In the case of pharmaceutical dosage forms, the weight variation test (also referred to as uniformity of dosage units) is a non-destructive test that compares the individual weights of a sample of tablets with the average weight of the selected sample. The tablets are selected at random from the same production batch, weighed individually and the weight variation determined. USP requires that no more than 2 tablets are outside the specified limit and none should be over twice the limit. In general, the weight variation test is suitable for tablets, hard capsules and solids in single unit containers but not for soft capsules and certain coated tablets.
The content uniformity test is a destructive test that requires an assay to determine the quantity of active pharmaceutical ingredient in each dosage unit. The test is performed on a random selection of tablets from a batch. The mean value of the samples is compared against the reference value; the batch is accepted or rejected according to the defined allowable deviation. In general, the content uniformity test is used for inhalations, suppositories, patches and certain coated tablets.
4. Is calculation of the mean value and standard deviation sufficient?
According to the central limit theorem, a process that is subject to a large number of influences, none of which are dominant, will always show results that follow the laws of the normal distribution. The normal distribution has been found to be the best basis for the evaluation of the scatter behavior typical of filling methods. The mean and the standard deviation provide an unambiguous definition of a normal distribution. If your fill quantity tests show that the results are not normally distributed, this can mean that the filling process is dominated by one or more influences and, hence, it is likely that improvements could be made.
5. How many samples do I need to check?
The number of samples required for testing depends upon the type of sample and the applicable regulations. For example, USP states that not less than 30 dosage forms should be selected for the weight variation test. As a rule of thumb, it is better to take a small number of random samples frequently than a large number infrequently. This approach is useful in filling processes that are less stable.
6. We do our weight variation tests manually which is quite time-consuming because all data must be checked and evaluated twice. How can we make the process more efficient?
Connect an LV12 automatic feeder to your XPR analytical or precision balance. The LV12 automatically dispenses your dosage forms one by one into a container on your balance. Each weight value is captured automatically and the balance tares itself in between. Once you have set in the system in action, you are free to work on other tasks.

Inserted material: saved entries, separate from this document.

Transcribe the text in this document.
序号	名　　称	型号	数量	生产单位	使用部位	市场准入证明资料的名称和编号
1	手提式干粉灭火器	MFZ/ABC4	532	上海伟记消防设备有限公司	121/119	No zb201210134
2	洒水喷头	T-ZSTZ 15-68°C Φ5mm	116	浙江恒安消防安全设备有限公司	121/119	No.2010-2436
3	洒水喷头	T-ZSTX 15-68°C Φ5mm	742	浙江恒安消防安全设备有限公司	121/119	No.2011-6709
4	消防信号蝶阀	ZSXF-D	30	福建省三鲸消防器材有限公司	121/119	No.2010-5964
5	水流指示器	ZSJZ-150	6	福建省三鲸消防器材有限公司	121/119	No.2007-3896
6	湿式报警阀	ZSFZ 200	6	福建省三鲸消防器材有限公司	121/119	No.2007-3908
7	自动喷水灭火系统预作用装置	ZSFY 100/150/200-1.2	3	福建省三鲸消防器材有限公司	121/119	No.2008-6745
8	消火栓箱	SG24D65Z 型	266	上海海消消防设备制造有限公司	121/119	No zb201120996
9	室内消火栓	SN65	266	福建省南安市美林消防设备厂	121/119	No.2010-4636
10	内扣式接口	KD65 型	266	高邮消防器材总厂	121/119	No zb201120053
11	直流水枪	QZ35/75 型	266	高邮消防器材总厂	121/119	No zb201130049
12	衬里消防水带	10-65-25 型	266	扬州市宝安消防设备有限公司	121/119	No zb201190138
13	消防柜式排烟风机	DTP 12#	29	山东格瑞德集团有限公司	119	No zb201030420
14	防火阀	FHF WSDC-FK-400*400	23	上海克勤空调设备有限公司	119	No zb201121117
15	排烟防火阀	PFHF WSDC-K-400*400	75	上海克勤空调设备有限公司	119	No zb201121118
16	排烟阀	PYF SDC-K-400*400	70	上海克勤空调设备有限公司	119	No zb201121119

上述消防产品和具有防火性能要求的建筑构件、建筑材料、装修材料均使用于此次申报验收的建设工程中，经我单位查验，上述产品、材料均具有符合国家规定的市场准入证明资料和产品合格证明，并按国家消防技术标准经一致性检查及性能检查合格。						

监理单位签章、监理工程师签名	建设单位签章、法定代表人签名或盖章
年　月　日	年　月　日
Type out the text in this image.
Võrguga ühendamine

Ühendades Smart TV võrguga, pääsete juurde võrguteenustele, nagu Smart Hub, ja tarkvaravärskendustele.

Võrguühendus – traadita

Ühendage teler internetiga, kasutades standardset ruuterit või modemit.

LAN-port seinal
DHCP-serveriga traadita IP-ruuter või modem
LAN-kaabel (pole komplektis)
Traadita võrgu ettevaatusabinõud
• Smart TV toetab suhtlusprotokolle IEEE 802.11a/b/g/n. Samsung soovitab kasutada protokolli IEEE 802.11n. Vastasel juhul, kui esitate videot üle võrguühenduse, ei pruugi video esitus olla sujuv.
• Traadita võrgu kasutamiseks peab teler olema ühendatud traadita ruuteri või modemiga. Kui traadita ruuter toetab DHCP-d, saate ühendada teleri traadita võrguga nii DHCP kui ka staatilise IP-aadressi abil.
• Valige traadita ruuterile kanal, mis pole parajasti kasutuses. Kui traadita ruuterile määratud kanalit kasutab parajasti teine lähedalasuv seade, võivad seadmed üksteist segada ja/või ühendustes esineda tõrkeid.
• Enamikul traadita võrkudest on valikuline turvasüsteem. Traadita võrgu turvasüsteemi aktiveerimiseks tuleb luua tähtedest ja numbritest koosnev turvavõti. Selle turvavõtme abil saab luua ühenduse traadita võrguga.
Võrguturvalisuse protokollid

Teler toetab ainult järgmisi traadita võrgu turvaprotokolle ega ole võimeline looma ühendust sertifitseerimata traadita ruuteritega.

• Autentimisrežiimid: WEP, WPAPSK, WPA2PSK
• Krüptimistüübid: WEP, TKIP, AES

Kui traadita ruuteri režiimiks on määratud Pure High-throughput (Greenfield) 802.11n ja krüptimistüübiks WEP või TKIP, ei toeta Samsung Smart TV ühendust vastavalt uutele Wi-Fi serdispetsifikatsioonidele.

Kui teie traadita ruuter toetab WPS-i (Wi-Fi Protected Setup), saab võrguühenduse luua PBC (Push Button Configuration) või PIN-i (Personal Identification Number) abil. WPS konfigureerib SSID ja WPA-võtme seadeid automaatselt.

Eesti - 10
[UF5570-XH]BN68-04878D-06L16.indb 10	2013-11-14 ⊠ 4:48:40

7. We usually do our SQC manually but sometimes the results are a bit variable. What could be wrong?
Manual process are inherently prone to human error. There may be a counting error or a transcription error that could easily skew your results. In such cases, an investigation should be undertaken to determine if an outlying result was due to an error from the operator or a fault in the product. To help avoid such challenges, a move to more automated approach would help.